Preoperative Planning
■ All patients should undergo preoperative endoscopy to identify the extent of disease and preoperative nutritional assessment. All patients should receive preoperative antibiotics in a timely fashion to reduce the risks of perioperative infectious complications from gram-positive cocci and enteric gram-negative bacilli pathogens.

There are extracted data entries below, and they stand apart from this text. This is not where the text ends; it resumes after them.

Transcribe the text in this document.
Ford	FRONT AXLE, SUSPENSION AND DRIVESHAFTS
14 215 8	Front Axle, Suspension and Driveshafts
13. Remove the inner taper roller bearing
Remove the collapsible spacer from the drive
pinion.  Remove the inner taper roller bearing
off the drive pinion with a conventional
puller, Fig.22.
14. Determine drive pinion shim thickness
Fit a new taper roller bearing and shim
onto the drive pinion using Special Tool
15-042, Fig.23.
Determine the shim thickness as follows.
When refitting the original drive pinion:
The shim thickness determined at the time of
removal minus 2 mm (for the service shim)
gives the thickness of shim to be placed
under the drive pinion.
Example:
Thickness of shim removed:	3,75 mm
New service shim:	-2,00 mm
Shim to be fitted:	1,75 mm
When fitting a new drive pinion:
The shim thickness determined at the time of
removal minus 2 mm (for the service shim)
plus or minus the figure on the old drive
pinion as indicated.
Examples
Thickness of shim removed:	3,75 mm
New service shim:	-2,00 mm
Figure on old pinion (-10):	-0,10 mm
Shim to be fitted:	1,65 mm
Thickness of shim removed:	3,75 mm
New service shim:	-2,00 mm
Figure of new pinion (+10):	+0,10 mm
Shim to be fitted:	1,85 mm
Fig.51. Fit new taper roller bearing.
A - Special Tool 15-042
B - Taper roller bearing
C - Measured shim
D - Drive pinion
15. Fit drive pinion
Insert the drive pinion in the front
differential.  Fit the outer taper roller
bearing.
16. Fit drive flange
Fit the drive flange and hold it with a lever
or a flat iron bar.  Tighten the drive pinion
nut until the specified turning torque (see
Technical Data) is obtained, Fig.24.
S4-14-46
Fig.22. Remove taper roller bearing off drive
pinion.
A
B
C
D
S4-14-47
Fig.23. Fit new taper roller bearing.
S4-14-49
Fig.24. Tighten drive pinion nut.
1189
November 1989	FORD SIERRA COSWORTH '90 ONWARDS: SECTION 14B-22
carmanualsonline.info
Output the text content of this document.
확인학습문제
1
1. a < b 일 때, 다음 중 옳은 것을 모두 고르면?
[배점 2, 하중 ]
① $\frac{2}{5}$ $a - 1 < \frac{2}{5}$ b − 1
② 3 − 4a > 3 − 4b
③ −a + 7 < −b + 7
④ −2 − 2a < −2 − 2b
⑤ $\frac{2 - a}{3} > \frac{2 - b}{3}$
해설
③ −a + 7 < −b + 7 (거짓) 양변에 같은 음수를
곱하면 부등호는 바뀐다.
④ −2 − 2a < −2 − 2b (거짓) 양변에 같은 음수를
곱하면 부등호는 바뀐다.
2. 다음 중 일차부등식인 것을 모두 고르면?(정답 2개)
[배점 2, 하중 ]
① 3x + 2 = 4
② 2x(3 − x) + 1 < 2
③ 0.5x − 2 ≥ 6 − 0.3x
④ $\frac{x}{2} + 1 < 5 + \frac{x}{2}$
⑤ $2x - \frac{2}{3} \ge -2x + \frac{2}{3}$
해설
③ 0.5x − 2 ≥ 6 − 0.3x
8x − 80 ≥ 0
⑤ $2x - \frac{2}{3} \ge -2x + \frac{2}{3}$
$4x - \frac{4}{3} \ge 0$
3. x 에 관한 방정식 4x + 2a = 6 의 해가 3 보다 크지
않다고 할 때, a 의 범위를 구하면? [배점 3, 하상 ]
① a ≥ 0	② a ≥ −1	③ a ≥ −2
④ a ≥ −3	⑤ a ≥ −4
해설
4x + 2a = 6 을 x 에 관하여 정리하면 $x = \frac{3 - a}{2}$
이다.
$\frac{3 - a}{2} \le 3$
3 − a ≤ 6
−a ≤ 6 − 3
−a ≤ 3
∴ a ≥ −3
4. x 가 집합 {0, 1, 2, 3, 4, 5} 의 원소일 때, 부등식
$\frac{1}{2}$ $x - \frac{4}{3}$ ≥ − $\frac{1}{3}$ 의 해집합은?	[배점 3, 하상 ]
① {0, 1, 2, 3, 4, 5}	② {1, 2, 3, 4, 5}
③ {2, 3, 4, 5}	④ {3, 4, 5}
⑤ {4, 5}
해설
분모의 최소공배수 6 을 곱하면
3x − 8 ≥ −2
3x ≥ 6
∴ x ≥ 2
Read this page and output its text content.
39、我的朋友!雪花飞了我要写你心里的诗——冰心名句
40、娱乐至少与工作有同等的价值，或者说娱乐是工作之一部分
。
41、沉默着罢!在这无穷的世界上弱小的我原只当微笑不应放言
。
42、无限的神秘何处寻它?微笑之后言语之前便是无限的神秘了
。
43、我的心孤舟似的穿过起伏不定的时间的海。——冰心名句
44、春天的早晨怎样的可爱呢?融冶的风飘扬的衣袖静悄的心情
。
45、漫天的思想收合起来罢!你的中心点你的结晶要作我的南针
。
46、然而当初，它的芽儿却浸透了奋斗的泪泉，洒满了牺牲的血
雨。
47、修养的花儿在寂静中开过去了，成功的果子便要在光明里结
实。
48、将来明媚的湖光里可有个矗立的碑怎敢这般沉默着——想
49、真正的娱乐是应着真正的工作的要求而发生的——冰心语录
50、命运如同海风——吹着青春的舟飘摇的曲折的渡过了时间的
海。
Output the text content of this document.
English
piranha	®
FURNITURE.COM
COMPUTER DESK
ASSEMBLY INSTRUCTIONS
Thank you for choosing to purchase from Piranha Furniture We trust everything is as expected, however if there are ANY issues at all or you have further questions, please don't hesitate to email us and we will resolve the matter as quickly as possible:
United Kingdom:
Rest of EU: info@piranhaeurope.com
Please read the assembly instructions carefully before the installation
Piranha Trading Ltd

■ Several factors must be considered when deciding between performing a Billroth I and Billroth II procedure. The advantage to a Billroth I procedure is that the anatomic arrangement of the GI tract is preserved, which maintains the innate regulatory pathways of bicarbonate and pancreatic enzymes and significantly decreases the rate of postprandial dumping. Unfortunately, the lack of a pylorus results in bile reflux gastritis in a majority of patients. A Billroth I procedure cannot always be performed due to inflammation and scarring from prepyloric, pyloric, or duodenal ulcers. In these instances, the Billroth II procedure allows for a tension-free anastomosis of noninflamed tissue but introduces the problems of potential afferent loop syndrome and bile reflux gastritis, whereas a Roux-en-Y gastrojejunostomy diminishes the occurrence of bile reflux at the cost of a second anastomosis. Lastly, in cases of invasive neoplasms or concerning gastric masses, a Billroth II procedure with or without reconstruction with a Roux-en-Y gastrojejunostomy is preferred as it allows for dissection of much wider margins and is less likely to obstruct in the unfortunate setting of recurrent disease.10,11
Positioning
■ The patient should be positioned supine with arms out. A urinary catheter and a nasogastric tube should be placed to decompress the stomach. Positioning should allow for attachment of a self-retaining retractor system to the operating room table.